My code is available at

And the function which takes ~100% of the compute (and is now non-allocating) is here:

mutable struct RandomEnsemble{T,F} <: AbstractRandomWalkerBVP
    const f::F
    const bitmat::BitMatrix
    # TODO - make these subarrays
    #const view_bitmat::AbstractArray{S, 2}

function trajectory!(re::RandomEnsemble{T,F}, i, j) where {T,F}
    n, m = size(re.sol)
    !valid(re, i, j) && return

    top = i
    bot = i
    left = j
    right = j
    while valid(re, i, j)
        i, j = walk!(i, j)
        top = min(i, top)
        bot = max(i, bot)
        right = max(j, right)
        left = min(j, left)
        @inbounds re.temp_walkers[i, j] += 1

    scalar = re.f(i, j)
    myzero = zero(eltype(T))
    @turbo for j in left:right
        for i in top:bot
            re.walkers[i, j] += re.temp_walkers[i, j]
            re.sol[i, j] += re.temp_walkers[i, j] * scalar
            re.temp_walkers[i, j] = myzero

The one optimization which I managed to squeeze in so far is to keep track of the rectangular region the walker has visited (that’s what the top/bot and min(i, top) is doing) so that only the necessary elements are being updated on the matrix traversal.
Note: The function assumes that zero’d buffers are given to it re.temp_walkers and thus must zero it out again at the end.

To run the benchmark yourself, you will need some local data, the script here

should setup everything accordingly.

1 Like

Right now, I believe all your time will be in the random walk part because changes to i will change the row of temp_walkers which will be a cache miss.

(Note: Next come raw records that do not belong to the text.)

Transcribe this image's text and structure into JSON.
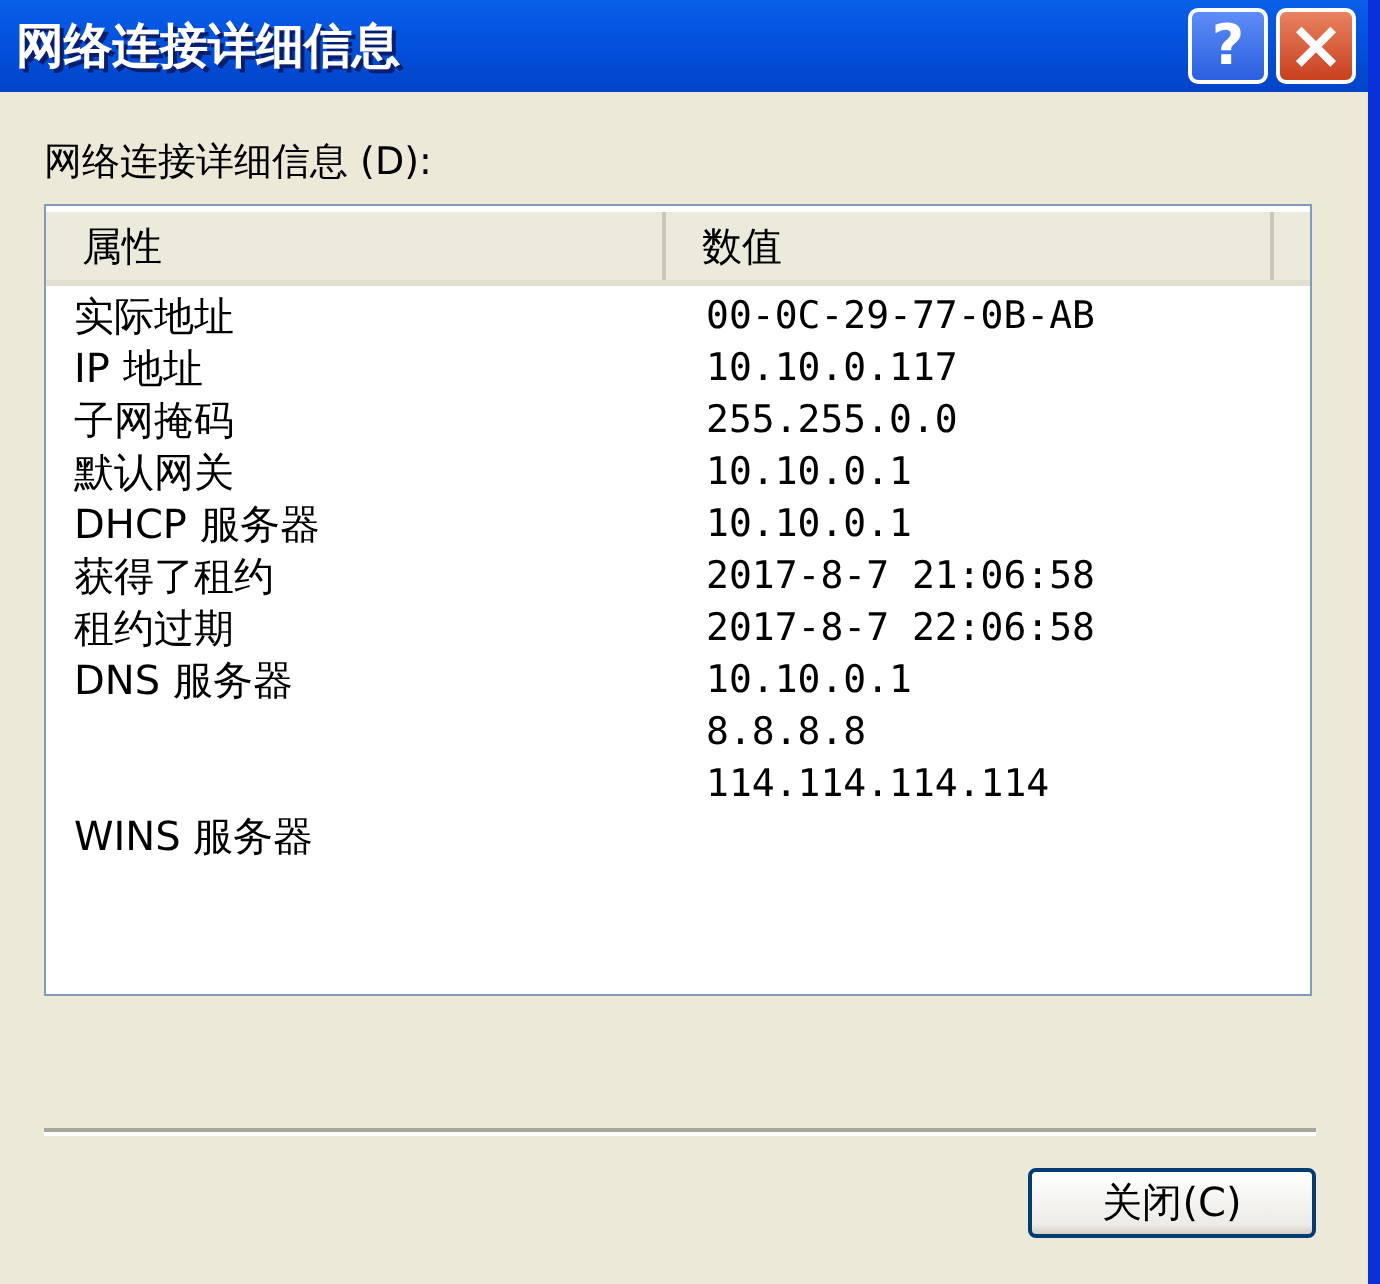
{
  "window": {
    "title": "网络连接详细信息"
  },
  "title_buttons": [
    {
      "kind": "help",
      "label": "?"
    },
    {
      "kind": "close",
      "label": "×"
    }
  ],
  "list_label": "网络连接详细信息 (D):",
  "table": {
    "columns": [
      "属性",
      "数值"
    ],
    "rows": [
      {
        "property": "实际地址",
        "value": "00-0C-29-77-0B-AB"
      },
      {
        "property": "IP 地址",
        "value": "10.10.0.117"
      },
      {
        "property": "子网掩码",
        "value": "255.255.0.0"
      },
      {
        "property": "默认网关",
        "value": "10.10.0.1"
      },
      {
        "property": "DHCP 服务器",
        "value": "10.10.0.1"
      },
      {
        "property": "获得了租约",
        "value": "2017-8-7 21:06:58"
      },
      {
        "property": "租约过期",
        "value": "2017-8-7 22:06:58"
      },
      {
        "property": "DNS 服务器",
        "value": "10.10.0.1"
      },
      {
        "value": "8.8.8.8"
      },
      {
        "value": "114.114.114.114"
      },
      {
        "property": "WINS 服务器"
      }
    ]
  },
  "buttons": [
    "关闭(C)"
  ]
}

If instead, you change your data structure to a blocked layout (e.g. store a matrix of 8x8 blocks), you will be able to walk in both directions without dramatically changing memory location.

You might be able to get a similar effect with prefetching.

1 Like

Nice, blocking and prefetching were next on my list (maybe swapping out the RNG for another one), so it’s nice to hear some confirmation along those lines. Thanks!